Jones and his uncanny affect has been a target of Heidecker for nearly a decade. He’s mocked his voice in numerous podcasts, and exported it to The People’s Joker in his turn as Daily Planet editor Perry White. When news of his placement first dropped, fans shared clips of Heidecker impersonating Jones to an Infowars reporter at the 2016 Republican National Convention, which he invaded alongside Adult Swim star Eric Andre.

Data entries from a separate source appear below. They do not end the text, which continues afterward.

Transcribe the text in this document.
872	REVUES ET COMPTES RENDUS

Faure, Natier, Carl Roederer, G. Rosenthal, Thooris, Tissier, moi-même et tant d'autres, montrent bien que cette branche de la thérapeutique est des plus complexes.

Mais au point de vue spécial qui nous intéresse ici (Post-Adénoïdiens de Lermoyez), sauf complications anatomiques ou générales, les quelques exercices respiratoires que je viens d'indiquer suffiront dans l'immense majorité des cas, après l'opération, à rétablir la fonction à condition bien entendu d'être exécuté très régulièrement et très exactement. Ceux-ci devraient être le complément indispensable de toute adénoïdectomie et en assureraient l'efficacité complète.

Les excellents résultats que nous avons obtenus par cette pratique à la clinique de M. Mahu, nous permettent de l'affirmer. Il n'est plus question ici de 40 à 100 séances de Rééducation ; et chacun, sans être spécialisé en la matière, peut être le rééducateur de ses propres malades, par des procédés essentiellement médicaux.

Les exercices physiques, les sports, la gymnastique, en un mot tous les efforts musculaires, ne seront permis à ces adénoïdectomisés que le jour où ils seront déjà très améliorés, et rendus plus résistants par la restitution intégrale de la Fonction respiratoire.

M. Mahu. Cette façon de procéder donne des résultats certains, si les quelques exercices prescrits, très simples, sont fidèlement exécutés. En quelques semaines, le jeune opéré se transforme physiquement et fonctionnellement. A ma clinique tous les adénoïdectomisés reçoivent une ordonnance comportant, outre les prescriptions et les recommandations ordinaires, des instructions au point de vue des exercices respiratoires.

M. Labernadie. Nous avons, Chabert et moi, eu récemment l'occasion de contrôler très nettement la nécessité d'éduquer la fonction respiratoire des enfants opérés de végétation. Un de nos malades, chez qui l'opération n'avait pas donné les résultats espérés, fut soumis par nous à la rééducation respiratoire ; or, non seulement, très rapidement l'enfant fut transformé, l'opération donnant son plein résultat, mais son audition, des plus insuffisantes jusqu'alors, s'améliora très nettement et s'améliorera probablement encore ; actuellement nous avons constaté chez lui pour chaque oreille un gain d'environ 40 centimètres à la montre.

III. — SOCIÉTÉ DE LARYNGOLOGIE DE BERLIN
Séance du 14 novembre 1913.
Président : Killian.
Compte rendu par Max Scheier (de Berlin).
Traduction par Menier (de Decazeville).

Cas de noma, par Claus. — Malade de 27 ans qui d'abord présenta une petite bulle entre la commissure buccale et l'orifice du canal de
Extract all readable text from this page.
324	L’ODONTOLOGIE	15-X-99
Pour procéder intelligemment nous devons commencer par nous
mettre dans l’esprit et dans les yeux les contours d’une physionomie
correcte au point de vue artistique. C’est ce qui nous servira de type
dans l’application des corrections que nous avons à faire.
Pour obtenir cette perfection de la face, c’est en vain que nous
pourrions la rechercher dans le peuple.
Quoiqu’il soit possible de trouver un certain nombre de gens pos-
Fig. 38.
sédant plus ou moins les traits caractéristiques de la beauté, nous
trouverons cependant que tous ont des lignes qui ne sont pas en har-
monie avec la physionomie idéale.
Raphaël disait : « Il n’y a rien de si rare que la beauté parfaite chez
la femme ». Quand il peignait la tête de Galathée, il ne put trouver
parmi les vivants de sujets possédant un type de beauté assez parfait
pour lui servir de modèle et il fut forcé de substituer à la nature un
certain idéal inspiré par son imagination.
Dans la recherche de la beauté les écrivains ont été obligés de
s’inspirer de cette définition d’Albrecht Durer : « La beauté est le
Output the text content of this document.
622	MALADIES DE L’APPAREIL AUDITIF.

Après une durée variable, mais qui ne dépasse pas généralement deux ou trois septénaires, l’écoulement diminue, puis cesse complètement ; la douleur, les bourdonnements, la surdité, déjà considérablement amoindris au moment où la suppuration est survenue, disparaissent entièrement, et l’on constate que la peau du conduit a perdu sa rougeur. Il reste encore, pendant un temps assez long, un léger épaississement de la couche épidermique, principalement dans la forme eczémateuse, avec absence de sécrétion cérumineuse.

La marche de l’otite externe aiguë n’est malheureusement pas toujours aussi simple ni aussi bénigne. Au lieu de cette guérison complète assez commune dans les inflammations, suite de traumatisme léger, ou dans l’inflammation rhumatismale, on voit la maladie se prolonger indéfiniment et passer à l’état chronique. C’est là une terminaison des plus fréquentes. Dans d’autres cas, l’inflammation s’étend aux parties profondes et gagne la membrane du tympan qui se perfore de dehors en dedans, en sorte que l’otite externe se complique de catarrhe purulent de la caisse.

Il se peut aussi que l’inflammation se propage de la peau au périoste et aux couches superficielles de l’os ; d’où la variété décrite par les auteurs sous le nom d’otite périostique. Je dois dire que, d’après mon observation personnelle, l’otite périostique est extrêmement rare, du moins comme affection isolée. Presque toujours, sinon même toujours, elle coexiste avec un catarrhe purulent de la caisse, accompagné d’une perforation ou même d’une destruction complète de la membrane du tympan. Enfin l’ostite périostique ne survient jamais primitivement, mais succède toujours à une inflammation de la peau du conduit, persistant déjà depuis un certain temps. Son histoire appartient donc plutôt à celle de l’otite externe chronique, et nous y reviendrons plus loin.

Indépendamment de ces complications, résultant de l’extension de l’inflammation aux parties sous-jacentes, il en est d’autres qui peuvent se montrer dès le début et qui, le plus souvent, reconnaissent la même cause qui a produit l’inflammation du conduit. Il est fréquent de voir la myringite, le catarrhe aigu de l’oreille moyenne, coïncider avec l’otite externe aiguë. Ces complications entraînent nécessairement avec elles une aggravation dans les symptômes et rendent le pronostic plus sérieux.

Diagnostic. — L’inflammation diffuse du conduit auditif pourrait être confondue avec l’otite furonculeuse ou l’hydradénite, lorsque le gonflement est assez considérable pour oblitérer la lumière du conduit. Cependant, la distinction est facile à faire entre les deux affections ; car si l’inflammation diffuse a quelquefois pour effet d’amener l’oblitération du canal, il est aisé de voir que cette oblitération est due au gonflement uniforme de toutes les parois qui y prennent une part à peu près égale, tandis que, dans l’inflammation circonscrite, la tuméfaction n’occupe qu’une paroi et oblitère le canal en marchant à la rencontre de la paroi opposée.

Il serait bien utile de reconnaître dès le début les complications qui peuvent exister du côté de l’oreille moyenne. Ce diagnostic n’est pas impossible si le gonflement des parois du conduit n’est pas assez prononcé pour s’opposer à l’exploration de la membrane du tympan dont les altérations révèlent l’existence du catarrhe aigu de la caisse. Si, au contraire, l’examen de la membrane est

Less chuffed, Jones has spent the final days of Infowars sharing vintage Tim and Eric clips, suggesting the child clown outlet skit is evidence of a human trafficking ring (despite the outlet clearly stating they forbid touching the clowns without a stick).
A surreal and often sad affair, The Onion put in a bid in 2024, following Infowars filing for bankruptcy in 2022. That filing occurred after the courts decided Jones and his site owed the Sandy Hook families $1.3 billion in damages. False flag accusations being a tradition at Infowars since it began in 1999, Jones spent years claiming the families were paid actors and that the Connecticut school shooting, where 20 children were killed, was staged. Some felt it wasn’t ethical for The Onion to trade off any money for Jones’ operation, until it came to light that it was done in collaboration with the Sandy Hook families and gun safety groups.
Scandal aside, it hasn’t been a smooth turnover. At the request of Jones, judges have blocked the takeover in a multi-year game of keepaway. This April, The Onion announced a new licensing deal, seemingly motoring ahead with Heidecker in tow. At the last minute, a Texas appeals court added one more obstruction, which seems to have been done with the intent of keeping the ownership in limbo. Despite that, Jones closed Infowars’ office this week, the site is offline, and The Onion is now broadcasting under its name.
The Onion and Heidecker’s Infowars reign seems to flip its traditions. While Jones wanted to parlay a conspiracy of bioengineering to turn the frogs gay, Heidecker told Sam Seder he wants the platform to become a hub for trans comedy. While the previous Infowars was buoyed by dubious powders and health supplements, The Onion’s Infowars promises health hacks to turn your piss into gold. And while Jones raved for years about a disgusting cabal of celebrity satanists, I remain hopeful that Gregg Turkington will ease us off with amazing Hollywood trivia for movie buffs.